Re: [PATCH] x86/tsx: Use MSR_TSX_CTRL to clear CPUID bits

From: Pawan Gupta
Date: Mon Feb 14 2022 - 17:41:30 EST


On 14.02.2022 18:38, Borislav Petkov wrote:
On Wed, Feb 09, 2022 at 01:04:36PM -0800, Pawan Gupta wrote:
tsx_clear_cpuid() uses MSR_TSX_FORCE_ABORT to clear CPUID.RTM and
CPUID.HLE. Not all CPUs support MSR_TSX_FORCE_ABORT, alternatively use
MSR_IA32_TSX_CTRL when supported.

Fixes: 293649307ef9 ("x86/tsx: Clear CPUID bits when TSX always force aborts")
Reported-by: kernel test robot <lkp@xxxxxxxxx>
Tested-by: Neelima Krishnan <neelima.krishnan@xxxxxxxxx>
Signed-off-by: Pawan Gupta <pawan.kumar.gupta@xxxxxxxxxxxxxxx>

<--- I'm assuming this needs to be

Cc: <stable@xxxxxxxxxxxxxxx>

?

Yes, this needs to be backported to a few kernels that have the commit
293649307ef9 ("x86/tsx: Clear CPUID bits when TSX always force aborts").
Once this is reviewed, I will send a separate email to stable@ with the
list of stable kernels.

@@ -106,13 +110,11 @@ void __init tsx_init(void)
int ret;

/*
- * Hardware will always abort a TSX transaction if both CPUID bits
- * RTM_ALWAYS_ABORT and TSX_FORCE_ABORT are set. In this case, it is
- * better not to enumerate CPUID.RTM and CPUID.HLE bits. Clear them
- * here.
+ * Hardware will always abort a TSX transaction when CPUID
+ * RTM_ALWAYS_ABORT is set. In this case, it is better not to enumerate
+ * CPUID.RTM and CPUID.HLE bits. Clear them here.
*/
- if (boot_cpu_has(X86_FEATURE_RTM_ALWAYS_ABORT) &&
- boot_cpu_has(X86_FEATURE_TSX_FORCE_ABORT)) {
+ if (boot_cpu_has(X86_FEATURE_RTM_ALWAYS_ABORT)) {

So you test here X86_FEATURE_RTM_ALWAYS_ABORT and tsx_clear_cpuid()
tests it again. Simplify I guess.

X86_FEATURE_RTM_ALWAYS_ABORT is the precondition for
MSR_TFA_TSX_CPUID_CLEAR bit to exist. For current callers of
tsx_clear_cpuid() this condition is met, and test for
X86_FEATURE_RTM_ALWAYS_ABORT can be removed. But, all the future callers
must also have this check, otherwise the MSR write will fault.
tsx_ctrl_state = TSX_CTRL_RTM_ALWAYS_ABORT;
tsx_clear_cpuid();
setup_clear_cpu_cap(X86_FEATURE_RTM);

Also, here you clear X86_FEATURE_RTM and X86_FEATURE_HLE but the other
caller of tsx_clear_cpuid() - init_intel() - doesn't clear those bits.
Why?

Calling setup_clear_cpu_cap() by boot CPU is sufficient to clear these
bits for secondary CPUs. Moreover, init_intel() is also called during
cpu hotplug, clearing cached CPUID bits will not be safe after boot.

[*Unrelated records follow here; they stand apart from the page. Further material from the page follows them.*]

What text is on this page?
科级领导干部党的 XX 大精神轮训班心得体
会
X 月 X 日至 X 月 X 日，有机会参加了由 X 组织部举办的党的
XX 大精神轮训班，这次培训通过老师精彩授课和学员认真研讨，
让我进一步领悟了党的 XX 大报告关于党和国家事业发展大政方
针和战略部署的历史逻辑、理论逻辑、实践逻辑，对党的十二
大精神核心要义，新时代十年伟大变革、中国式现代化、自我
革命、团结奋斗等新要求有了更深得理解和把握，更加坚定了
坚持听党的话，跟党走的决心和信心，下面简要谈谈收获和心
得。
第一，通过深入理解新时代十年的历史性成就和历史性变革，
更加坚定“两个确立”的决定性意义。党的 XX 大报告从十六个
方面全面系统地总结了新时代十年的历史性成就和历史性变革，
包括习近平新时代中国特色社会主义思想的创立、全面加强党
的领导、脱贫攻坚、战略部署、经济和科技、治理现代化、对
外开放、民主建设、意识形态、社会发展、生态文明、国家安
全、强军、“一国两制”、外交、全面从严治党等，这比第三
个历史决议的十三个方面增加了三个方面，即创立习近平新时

IOW, can we concentrate the whole tsx_clear_cpuid() logic inside it and
have callers only call it unconditionally. Then the decision whether
to disable TSX and clear bits will happen all solely in that function
instead of being spread around the boot code and being inconsistent.

There are certain cases where this will leave the system in an
inconsistent state, for example smt toggle after a late microcode update
that adds CPUID.RTM_ALWAYS_ABORT=1. During an smt toggle, if we
unconditionally clear CPUID.RTM and CPUID.HLE in init_intel(), half of
the CPUs will report TSX feature and other half will not.

Thanks,
Pawan